A: What makes this record different? Are you trying new things on this album?
LW: Since we haven’t totally recorded it or processed it, it’s a little tough to say what’s going to happen, but I can say that lyrically I have a bit more continuity on this one than on the last one; it’s more of a visual record. A lot of it is about the ocean. Just, like, dream states, and different perspectives, I guess.
A: Is the lyric-writing process different now?
LW: Yes, a little bit. Some of the songs I’m bringing back are ones that I wrote six years ago at this point, things that I wrote when I was a lot younger that we really reworked together, but the newer stuff, I write lyrics a little bit more intentionally now that I did when I was younger.
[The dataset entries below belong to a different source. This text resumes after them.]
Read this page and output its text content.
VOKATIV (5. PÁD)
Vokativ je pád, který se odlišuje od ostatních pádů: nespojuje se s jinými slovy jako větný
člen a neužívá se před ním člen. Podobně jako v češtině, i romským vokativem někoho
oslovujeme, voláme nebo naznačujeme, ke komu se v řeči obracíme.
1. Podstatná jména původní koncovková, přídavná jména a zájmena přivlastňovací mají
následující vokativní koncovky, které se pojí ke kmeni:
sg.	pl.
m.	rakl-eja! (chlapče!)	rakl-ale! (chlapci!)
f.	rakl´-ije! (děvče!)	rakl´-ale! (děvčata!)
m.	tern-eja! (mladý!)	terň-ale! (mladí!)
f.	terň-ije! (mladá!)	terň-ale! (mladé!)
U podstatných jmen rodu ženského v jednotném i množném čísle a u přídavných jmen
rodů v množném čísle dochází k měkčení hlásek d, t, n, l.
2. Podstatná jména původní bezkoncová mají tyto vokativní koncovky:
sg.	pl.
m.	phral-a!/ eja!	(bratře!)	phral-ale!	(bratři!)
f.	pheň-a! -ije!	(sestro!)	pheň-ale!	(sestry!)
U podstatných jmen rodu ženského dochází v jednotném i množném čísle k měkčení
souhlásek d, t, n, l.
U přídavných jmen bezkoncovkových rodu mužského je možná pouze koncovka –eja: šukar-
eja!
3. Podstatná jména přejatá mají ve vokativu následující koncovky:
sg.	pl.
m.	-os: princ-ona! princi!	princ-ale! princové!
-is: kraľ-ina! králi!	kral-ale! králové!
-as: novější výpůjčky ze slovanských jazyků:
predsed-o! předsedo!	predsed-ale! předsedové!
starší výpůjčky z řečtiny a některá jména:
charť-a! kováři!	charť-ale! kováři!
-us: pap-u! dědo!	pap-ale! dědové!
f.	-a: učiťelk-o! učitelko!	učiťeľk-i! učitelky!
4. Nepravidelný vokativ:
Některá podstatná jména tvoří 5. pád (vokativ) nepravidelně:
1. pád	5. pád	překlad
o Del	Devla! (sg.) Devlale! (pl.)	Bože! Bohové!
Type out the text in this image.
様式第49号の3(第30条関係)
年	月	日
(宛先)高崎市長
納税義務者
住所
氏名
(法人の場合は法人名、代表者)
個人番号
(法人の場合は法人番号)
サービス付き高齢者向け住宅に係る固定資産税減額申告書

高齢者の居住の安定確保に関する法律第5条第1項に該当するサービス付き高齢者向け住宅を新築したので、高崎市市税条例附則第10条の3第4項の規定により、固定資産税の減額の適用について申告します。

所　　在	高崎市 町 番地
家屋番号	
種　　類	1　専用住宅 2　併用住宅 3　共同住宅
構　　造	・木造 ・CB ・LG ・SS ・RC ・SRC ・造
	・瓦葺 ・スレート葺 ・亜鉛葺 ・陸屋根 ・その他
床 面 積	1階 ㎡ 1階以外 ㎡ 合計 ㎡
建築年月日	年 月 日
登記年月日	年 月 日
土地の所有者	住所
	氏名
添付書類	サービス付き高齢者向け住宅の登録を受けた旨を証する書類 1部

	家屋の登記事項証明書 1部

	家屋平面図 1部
When I was younger it tended to have a mind of its own, and I didn’t question it. It was like, “Cool, this is what I wrote, this is a song, these are the lyrics.” Whereas now I think a little more critically about how I want it to connect and how I want it to really be cohesive as a piece of prose.
A: I saw that you guys are touring with The Kills at CMJ. Is there anything on this tour that you’re super excited about?
LW: Well, we’re not touring with The Kills. We’re touring with Cymbals Eat Guitars, but we’re playing with The Kills on October 23 [at CMJ]. We’re excited to go to the West Coast. Burger Records is putting our tape out, so we’re excited to go meet them and get the fuck out of Brooklyn.